Anonymous, Saint Catherine of Alexandria
French (?), 17th Century
Rennes, Musée des Beaux-Arts

Like many of the early saints, whose real lives became overgrown with legends, Catherine of Alexandria was “demoted” by the Catholic Church after the Second Vatican Council.  Her feast day was removed from the calendar of the universal Church in the pruning of multiple saints’ days that followed the Second Vatican Council. Removal from the calendar does not mean, as I have seen it asserted, that the Church has decided that the saint never existed.  It means that a deliberate choice has been made about which saints’ days should be celebrated universally, rather than in individual countries or dioceses. 5   There are thousands of Catholic saints and not all of them can be celebrated all over the world.  Saints, especially those from the time of the early centuries of the Church, may have few documentary sources to prove that they existed and, clearly, some of the stories of their sufferings may have been embroidered over time, but if does not follow that they did not live. It was not until much later in history that an elaborate procedure for canonizing individuals as saints was developed.

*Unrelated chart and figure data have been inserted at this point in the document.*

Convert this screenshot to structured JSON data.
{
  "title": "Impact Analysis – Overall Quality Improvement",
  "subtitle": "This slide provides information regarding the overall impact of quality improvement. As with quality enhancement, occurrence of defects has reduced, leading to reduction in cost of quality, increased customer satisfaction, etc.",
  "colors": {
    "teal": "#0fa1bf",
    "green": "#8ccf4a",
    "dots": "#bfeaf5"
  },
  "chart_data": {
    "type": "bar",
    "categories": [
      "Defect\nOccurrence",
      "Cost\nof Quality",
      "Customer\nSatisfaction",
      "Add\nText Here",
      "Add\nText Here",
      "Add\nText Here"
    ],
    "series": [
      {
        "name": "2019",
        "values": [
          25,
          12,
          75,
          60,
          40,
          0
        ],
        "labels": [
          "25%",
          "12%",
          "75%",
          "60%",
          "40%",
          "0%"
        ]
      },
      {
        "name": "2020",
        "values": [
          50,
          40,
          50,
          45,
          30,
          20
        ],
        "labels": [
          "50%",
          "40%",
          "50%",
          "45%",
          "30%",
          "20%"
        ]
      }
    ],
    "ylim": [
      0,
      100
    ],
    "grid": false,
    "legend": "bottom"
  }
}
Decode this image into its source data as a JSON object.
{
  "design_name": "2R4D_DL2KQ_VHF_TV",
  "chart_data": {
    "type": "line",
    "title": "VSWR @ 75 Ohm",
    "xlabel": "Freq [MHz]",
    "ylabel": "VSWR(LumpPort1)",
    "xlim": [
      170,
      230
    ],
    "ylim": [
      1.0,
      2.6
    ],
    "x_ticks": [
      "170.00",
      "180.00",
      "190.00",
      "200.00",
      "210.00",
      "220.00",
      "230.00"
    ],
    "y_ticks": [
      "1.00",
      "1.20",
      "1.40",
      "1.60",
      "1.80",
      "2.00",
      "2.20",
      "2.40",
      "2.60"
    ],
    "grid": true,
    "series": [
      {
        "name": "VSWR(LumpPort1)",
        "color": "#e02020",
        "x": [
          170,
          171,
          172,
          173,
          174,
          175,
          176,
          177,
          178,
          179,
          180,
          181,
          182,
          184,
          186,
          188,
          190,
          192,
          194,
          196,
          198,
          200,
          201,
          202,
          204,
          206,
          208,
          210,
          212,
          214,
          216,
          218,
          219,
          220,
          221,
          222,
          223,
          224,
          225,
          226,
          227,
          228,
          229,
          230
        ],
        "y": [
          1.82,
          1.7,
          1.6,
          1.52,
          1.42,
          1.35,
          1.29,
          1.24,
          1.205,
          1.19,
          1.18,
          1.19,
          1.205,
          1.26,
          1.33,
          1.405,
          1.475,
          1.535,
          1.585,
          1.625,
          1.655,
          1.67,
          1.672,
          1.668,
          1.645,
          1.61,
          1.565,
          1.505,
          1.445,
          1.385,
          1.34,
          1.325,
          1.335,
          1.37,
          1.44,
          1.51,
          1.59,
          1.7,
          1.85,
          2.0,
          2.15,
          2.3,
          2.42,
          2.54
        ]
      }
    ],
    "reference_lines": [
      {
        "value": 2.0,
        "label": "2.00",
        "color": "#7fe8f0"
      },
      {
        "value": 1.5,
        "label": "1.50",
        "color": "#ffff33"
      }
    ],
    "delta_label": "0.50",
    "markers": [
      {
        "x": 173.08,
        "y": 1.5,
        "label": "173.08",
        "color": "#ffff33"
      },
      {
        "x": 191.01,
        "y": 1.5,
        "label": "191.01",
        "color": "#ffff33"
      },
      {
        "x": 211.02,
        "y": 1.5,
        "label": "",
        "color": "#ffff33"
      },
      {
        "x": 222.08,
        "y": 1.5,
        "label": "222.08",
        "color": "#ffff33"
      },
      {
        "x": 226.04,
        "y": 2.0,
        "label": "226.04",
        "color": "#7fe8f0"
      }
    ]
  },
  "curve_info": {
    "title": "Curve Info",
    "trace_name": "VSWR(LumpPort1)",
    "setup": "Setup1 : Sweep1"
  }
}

Michelino de' Molinari da Besozzo, Saint Catherine of Alexandria
From a Prayer Book
Italian (Milan), c. 1425-1435
New York, Pierpont Morgan Library
MS M 944, fol. 83v

In the case of Catherine of Alexandria, this removal was reversed in 2002 in the last revision of the Roman Missal, announced on March 18, 2002, when her feast was reinstated as an optional memorial on November 25. 6

For more on Saint Catherine of Alexandria see:
1.  Part II -- Martyrdom
2.  Part III -- Burial by Angels
3.  Part IV --  Saint Catherine in the Sacra Conversazione

© M. Duffy, 2016
___________________________________________
  1. Beatie, Bruce A.  “Saint Katharine of Alexandria: Traditional Themes and the Development of a Medieval German Hagiographic Narrative”, Speculum, Vol. 52, No. 4 (Oct., 1977), p. 798. 
  2. Eusebius of Cesarea.  Church History, Volume 8, Chapter 14, ¶ 14-15.  Translated by Arthur Cushman McGiffert. From Nicene and Post-Nicene Fathers, Second Series, Vol. 1. Edited by Philip Schaff and Henry Wace. (Buffalo, NY: Christian Literature Publishing Co., 1890.)    Revised and edited for New Advent by Kevin Knight.    
  3.  Walsh, Christine.  The Cult of St Katherine of Alexandria in Early Medieval Europe,  Ashgate Publishing Company, Burlington, VT, 2007, p.40.
  4. Jenkins, Jacqueline and Lewis, Katherine J., eds. St. Katherine of Alexandria:  Texts and Contexts in Western Medieval Europe, Brepols Publishers, Turnhout, Belgium, 2003, p.8.  
  5. Constitution on the Sacred Liturgy, Sacrosanctum Concilium, Solemnly Promulgated by His Holiness Pope Paul VI on December 4, 1963, Chapter IV, article 111.  “The saints have been traditionally honored in the Church and their authentic relics and images held in veneration. For the feasts of the saints proclaim the wonderful works of Christ in His servants, and display to the faithful fitting examples for their imitation. Lest the feasts of the saints should take precedence over the feasts which commemorate the very mysteries of salvation, many of them should be left to be celebrated by a particular Church or nation or family of religious; only those should be extended to the universal Church which commemorate saints who are truly of universal importance.” http://www.vatican.va/archive/hist_councils/ii_vatican_council/documents/vat-ii_const_19631204_sacrosanctum-concilium_en.html.  See also, the Motu Proprio, Mysterii Paschalis (The Paschal Mystery) of Pope Paul VI, dated February 14, 1969, which implemented the changes, specifically Part II, paragraph 3. http://w2.vatican.va/content/paul-vi/en/motu_proprio/documents/hf_p-vi_motu-proprio_19690214_mysterii-paschalis.html
  6. Press Release from the Congregation for Divine Worship and the Discipline of the Sacraments on the New Roman Missal, Intervention of Cardinal Jorge Arturo Medina Estevez http://www.vatican.va/roman_curia/congregations/ccdds/documents/rc_con_ccdds_doc_20020327_card-medina-estevez_it.html

1 comment:

Sally said...

What a stunning post!! I've been studying St Catherine for a while now. This gives me a greater understanding of the early stages of her story spreading and I LOVE all the pictures. You must have worked hard to piece this together. Thank you so much for sharing!